Investigations showed the following. White blood cells count: 5.700 c/c; plain X-ray: Normal gas distribution; ultrasound: No free fluid collection in abdomen, no masses detected; computed tomography: Not significant; examination under anesthesia: Palpable mass in the right lumbar area.

Exploration; through right Lanz incision for appendectomy; was done and it revealed a normal appendix, which was healthy and soft, not tense or obstructed, with minimal clear serous fluid. Further exploration to detect the palpable mass near the colon revealed torsion of the omentum which was adherent to the ascending colon making it like a mass [Figure 1]. The affected omentum was resected and appendectomy was done. The patient was discharged on the second postoperative day and was doing well.{Figure 1}


Primary torsion of the omentum is an uncommon cause of an acute abdomen and usually mimics acute appendicitis. [6] A lot of reports in obese children are supportive of obesity as one of the predisposing factors. [7] In our report, the child was not obese and she had a body mass index of 21.

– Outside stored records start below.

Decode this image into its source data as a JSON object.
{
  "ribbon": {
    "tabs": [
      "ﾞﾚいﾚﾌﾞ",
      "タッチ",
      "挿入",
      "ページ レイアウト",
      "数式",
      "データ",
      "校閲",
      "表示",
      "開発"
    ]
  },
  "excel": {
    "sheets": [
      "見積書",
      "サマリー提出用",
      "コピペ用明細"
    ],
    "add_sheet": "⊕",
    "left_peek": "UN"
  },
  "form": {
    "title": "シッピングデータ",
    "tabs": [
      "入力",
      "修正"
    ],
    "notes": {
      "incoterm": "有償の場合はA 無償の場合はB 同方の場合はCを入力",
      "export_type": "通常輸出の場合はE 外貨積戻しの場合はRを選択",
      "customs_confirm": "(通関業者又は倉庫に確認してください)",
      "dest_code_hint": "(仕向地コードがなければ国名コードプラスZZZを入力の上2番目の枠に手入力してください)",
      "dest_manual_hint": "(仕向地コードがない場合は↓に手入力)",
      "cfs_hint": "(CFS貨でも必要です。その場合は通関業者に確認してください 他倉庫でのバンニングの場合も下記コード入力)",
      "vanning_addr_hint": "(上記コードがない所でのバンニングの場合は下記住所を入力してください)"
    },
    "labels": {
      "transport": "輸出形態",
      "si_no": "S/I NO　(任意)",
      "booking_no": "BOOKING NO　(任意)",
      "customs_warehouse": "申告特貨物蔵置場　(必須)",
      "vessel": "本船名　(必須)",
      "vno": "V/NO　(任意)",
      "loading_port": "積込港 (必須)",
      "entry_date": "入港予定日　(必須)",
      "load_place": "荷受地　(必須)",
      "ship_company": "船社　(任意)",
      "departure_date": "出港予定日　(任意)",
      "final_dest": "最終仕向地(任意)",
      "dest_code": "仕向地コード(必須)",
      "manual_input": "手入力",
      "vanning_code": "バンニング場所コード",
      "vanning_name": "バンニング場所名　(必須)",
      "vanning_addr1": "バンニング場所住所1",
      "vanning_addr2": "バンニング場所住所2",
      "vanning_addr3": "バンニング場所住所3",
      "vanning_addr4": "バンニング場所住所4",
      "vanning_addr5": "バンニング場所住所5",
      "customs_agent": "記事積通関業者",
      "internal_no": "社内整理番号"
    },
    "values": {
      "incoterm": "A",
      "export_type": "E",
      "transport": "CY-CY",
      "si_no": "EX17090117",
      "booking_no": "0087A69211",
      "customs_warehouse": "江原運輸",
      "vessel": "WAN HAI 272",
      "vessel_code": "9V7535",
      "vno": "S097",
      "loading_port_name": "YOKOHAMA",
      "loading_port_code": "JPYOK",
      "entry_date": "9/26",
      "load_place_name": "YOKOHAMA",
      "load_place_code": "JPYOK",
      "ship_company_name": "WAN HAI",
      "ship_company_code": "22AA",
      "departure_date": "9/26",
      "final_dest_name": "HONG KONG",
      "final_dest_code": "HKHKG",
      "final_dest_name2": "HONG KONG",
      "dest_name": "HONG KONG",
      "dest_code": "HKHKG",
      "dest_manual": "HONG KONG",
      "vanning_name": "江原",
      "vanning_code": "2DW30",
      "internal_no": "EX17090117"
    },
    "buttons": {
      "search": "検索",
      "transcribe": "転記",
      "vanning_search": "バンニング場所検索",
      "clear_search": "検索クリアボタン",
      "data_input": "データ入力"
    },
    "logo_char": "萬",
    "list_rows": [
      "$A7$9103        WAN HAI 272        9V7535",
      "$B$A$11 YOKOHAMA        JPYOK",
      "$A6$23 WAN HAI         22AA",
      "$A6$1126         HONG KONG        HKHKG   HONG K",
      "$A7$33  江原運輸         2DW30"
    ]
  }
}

The paucity of gastrointestinal symptoms, anorexia, nausea, vomiting, and the relatively long duration of symptoms should increase the index of suspicion [6] The pain usually is colicky, intermittent in nature, and is exacerbated by moving or eating, [8] which matches our case that had one week of similar abdominal symptoms.

It is seldom considered in the differential diagnosis preoperatively based on clinical findings and the diagnosis is only established during surgery [9] as in our case.


Omental torsion should be suspected whenever negative exploration for acute appendicitis is found (normal appendix). It gives a typical picture of acute appendicitis. Excision of the torted omental mass with or without partial omentectomy is the desired surgical treatment in these cases. Recently, diagnostic laparoscopy has facilitated management of such cases.


1Altemeier WA, Holzer CE. Primary torsion of the omentum. Surgery 1946;20:810.
2Yeow WC, Jayasundera MV, Hool G, Sinniah R. Acute abdomen due to omental torsion. Med J Aust 2005;183:212.
3Neely JC, Holzer CE Jr. Primary torsion of the omentum in children: A report of three cases. Ann Surg 1958;148:995-1000.
4Salky BA, Edye MB. The role of laparoscopy in the diagnosis and treatment of abdominal pain syndromes. Surg Endosc 1998;12:911-4.
5Morris JH. Torsion of the Omentum. Arch Surg 1932;24:40.
6Pinedo-Onofre JA, Guevara-Torres L. Omental torsion. An acute abdomen etiology. Gac Med Mex 2007;143:17-20.
7Chew DK, Holgersen LO, Friedman D. Primary omental torsion in children. J Pediatr Surg 1995;30:816-7.
8Floyd MS Jr, Kelly BJ, Udani P, O'Donnell N, Morrison P. Abdominal pain in a 9-year-old: Omental torsion masquerading as appendicitis. Br J Hosp Med (Lond) 2008;69:47.
9Chaudhary D, Rajkarnikar R, Joshi MR, Thapa P, Singh DR, Sharma SK. Omental torsion: A case report. Kathmandu Univ Med J (KUMJ) 2005;3:170-2.